How To Choose A Life Partner
1. Don’t let lust be your guide: People have a tendency to put up with a lot of crap from someone they are dating when they feel a magnetic chemistry with them. Magnetic chemistry has a strong power because it isn’t something that happens often. When we find someone we have magnetic chemistry with, not only is it an aphrodisiac that we can’t get enough of but we also confuse it with the right person (e.g., “this must be right if I feel this strongly!”). Magnetic chemistry is great but doesn’t excuse bad behaviour because of it.
2. Don’t make choices out of fear: So many times people either choose a partner or stay with someone in an unhappy relationship predominantly out of some kind of fear. Usually, that fear is being alone but fears can vary widely from person to person. It’s often better to be alone and wait for the right person than to make a decision out of fear. Making decisions out of fear leads to confusion, anxiety and a general feeling of something being amiss.
3. Find someone you can be yourself around: This may sound cliched but it’s true. Picking a partner where you feel like you can be 100 per cent yourself with no judgment and complete acceptance is a wonderful and liberating feeling. In life, it can be difficult to find venues where you can truly be yourself. A relationship should be your safe and comfortable place where you don’t have to keep a mask on.

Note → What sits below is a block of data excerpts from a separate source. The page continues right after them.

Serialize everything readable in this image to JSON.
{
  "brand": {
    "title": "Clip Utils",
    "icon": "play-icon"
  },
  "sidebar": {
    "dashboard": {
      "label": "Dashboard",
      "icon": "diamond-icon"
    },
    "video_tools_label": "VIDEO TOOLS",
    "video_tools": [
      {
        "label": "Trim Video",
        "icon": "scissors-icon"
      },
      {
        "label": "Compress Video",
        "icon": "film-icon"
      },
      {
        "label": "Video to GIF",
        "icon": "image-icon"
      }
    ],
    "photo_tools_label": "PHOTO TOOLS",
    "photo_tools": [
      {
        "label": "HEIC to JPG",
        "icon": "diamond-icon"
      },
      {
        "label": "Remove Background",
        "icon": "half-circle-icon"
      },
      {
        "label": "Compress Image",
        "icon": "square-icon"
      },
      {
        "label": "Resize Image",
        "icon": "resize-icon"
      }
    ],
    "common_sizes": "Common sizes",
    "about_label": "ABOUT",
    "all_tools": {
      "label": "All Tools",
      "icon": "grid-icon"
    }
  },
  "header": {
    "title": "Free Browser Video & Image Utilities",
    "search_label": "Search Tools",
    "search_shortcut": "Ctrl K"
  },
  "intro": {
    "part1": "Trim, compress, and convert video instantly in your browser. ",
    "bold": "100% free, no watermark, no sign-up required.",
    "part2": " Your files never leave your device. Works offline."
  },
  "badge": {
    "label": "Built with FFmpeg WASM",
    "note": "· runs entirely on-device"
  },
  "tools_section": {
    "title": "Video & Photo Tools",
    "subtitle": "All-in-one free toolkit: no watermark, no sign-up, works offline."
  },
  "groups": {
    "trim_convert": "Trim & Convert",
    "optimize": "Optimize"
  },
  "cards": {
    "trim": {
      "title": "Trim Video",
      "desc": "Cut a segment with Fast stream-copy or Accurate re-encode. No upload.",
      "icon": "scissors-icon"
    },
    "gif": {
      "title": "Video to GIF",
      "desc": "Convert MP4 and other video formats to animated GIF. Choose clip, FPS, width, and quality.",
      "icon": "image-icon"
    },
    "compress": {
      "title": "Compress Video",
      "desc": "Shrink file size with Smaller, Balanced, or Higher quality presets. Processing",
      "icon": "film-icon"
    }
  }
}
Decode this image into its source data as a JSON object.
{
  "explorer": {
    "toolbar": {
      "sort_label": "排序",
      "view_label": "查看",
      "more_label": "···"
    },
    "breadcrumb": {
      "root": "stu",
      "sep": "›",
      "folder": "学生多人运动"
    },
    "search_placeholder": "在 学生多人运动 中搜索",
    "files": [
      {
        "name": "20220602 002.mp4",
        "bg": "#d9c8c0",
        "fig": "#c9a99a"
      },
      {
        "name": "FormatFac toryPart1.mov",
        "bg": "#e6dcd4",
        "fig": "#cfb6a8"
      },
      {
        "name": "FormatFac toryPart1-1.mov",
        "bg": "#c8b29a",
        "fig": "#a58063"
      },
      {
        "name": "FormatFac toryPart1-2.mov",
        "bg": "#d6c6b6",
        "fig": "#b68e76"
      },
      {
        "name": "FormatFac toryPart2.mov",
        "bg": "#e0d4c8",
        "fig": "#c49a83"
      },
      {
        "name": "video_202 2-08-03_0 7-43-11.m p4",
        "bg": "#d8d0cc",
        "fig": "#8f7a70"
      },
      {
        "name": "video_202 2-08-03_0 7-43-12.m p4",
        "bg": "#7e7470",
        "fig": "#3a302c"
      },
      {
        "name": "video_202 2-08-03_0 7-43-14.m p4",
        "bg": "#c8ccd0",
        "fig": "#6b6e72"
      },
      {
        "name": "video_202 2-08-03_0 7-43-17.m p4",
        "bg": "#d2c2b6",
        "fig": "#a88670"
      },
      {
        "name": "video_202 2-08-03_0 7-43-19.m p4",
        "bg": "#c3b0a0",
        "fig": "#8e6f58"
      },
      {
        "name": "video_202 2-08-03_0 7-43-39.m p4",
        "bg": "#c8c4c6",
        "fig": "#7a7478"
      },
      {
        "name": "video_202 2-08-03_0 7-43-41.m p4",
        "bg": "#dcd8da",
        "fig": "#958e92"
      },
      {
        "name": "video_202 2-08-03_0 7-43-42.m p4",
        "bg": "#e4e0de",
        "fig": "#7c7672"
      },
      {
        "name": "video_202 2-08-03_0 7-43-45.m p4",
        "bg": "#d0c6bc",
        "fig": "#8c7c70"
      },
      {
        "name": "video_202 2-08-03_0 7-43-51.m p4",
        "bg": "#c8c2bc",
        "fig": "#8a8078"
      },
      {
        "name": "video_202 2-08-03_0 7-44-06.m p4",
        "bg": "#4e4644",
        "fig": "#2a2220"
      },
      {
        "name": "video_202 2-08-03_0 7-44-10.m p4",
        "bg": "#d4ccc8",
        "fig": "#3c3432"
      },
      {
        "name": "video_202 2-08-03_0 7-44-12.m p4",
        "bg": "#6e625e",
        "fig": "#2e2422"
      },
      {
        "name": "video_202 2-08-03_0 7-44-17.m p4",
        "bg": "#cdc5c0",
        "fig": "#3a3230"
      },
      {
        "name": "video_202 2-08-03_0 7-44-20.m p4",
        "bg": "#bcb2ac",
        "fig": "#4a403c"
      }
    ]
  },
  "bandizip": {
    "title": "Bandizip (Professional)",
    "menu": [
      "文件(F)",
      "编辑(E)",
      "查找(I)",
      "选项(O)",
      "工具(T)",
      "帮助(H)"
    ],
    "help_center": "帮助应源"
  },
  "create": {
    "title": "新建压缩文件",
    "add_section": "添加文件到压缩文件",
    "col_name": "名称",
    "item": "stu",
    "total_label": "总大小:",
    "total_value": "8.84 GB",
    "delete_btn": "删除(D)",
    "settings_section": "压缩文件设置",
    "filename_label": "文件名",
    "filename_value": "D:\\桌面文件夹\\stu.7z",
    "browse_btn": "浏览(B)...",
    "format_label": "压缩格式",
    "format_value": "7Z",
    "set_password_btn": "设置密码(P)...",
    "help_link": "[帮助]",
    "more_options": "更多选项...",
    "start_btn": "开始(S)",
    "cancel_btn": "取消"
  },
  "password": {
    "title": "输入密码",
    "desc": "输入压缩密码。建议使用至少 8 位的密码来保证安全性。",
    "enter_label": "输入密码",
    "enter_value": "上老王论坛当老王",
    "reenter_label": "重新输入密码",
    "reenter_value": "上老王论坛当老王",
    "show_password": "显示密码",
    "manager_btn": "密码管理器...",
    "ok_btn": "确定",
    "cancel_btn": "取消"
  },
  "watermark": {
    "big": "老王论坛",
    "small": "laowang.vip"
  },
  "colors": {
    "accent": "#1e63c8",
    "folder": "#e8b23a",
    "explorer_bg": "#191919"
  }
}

4. Look for qualities that are the foundation of a good partnership
The qualities of a person that helps to build the foundation of a good partnership are Empathy, integrity, honesty, reliability, kindness and emotional generosity. If you find these qualities in someone, be curious about pursuing it further, even if they may not seem like your type on the surface. Other criteria, like “sense of humour,” “world traveller,” and “good dancer” are nice-to-haves but don’t necessarily have to be there for you to be happy in your relationship.
5. Be careful of jumping into a committed relationship Immediately: It can be tempting to jump into a committed relationship quickly when you find someone you have a fiery connection with. However, you don’t really know that person yet and you’re getting emotionally invested in someone that you don’t know much about. As time progresses, you may find out things that you really don’t like or that you’re truly not compatible with this person.
Because you invested so much emotional energy quickly, this can hurt a lot more than it would have if you had taken time to get to know the person before putting your whole heart into the relationship. When we’re in the “romantic” stages of the beginning of a relationship, we are often making choices out of lust and fantasy-like projections instead of reality and logic. It’s important to remain grounded and patient when deciding to be seriously committed to someone.